Учитель спохватился, что не стоит слишком увлекаться деталями, когда говоришь с древней-предревней старухой, и закончил беседу замечанием, что хотя и поздно, но все же солнце справедливости взойдет. Теперь для всех нас наступят лучшие времена.

— Да, теперь для всех нас наступят лучшие времена! — Это был его припев, который прозвучал как новая, светлая мелодия в темной музыке зимы, чтобы согреть сердца, озябшие от ее холодного дыхания, придавленные законами неумолимого календаря.

И вот оказалось, что праздники уже никого не интересуют и табак уже не является единственным утешением, когда творец, решения которого так непонятны, посылает тебе горе.

Затем он распаковал свои пожитки и позволил детям стать полукругом поодаль и смотреть.

Из мешка он вынул прежде всего свои личные вещи — те, что крепчайшими узами привязывают человека к жизни или по меньшей мере делают ее сносной. И что же это были за вещи? Залатанная рубашка и один-единственный заштопанный носок! Он взял в руки эти предметы с таинственной серьезностью, будто они обладали какими-то волшебными свойствами, и засунул их, не говоря ни слова, себе под подушку. Так великие люди проявляют себя в малом.
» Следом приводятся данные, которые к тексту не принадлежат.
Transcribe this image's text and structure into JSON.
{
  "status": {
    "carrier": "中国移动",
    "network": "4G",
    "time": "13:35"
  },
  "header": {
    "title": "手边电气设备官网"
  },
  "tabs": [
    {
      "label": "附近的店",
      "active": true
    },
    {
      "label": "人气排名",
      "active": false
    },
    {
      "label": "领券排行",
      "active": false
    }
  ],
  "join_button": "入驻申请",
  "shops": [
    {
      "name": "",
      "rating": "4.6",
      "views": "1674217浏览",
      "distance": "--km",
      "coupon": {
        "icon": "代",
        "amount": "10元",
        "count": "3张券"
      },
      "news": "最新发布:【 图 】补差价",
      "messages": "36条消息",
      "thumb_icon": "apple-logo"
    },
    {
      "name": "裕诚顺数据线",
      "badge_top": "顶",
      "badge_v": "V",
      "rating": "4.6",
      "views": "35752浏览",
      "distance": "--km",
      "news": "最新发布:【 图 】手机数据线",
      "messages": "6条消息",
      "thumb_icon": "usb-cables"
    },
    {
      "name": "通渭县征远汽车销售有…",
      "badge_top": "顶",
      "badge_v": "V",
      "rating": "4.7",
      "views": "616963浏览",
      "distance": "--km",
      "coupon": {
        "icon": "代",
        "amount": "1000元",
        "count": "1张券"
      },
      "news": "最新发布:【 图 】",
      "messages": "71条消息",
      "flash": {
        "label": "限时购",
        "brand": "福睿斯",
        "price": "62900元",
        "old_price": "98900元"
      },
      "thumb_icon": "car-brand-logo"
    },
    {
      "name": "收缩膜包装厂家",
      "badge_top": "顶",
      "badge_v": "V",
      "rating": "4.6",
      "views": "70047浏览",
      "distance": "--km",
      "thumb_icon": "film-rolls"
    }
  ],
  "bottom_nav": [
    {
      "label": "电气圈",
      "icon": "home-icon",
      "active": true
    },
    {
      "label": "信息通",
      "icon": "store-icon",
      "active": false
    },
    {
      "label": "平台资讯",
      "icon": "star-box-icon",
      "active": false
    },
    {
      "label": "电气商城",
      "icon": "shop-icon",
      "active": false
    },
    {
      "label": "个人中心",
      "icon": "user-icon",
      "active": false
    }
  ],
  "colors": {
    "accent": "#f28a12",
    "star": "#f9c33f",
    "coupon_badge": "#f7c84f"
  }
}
Дети смотрели, как эти две вещи исчезли под подушкой. Затем появились предметы, предназначенные непосредственно для самих детей, — учебные принадлежности, которые гость привез им по долгу службы. Любовно погладив четырехугольный пакет, он сказал:

— Да, мои хорошие дети, сейчас вы увидите: в этом пакете скрыта мудрость мира!

Так оно и было: в пакете оказались новые, пахнущие краской книжки; каждая была завернута в яркую глянцевитую бумагу и перевязана белой бечевкой; книжки были всех цветов радуги, с картинками на обложке и внутри, с самыми невероятными рассказами. Одна была о неизвестных породах зверей, вторая о чужих народах и умерших королях, третья о разных странах, четвертая о трудной науке чисел, пятая о долгожданном введении христианства в Исландии, — все-все, чего жаждет душа. Новехонькие книжки, прямо из лавки; чего только из них не узнаешь!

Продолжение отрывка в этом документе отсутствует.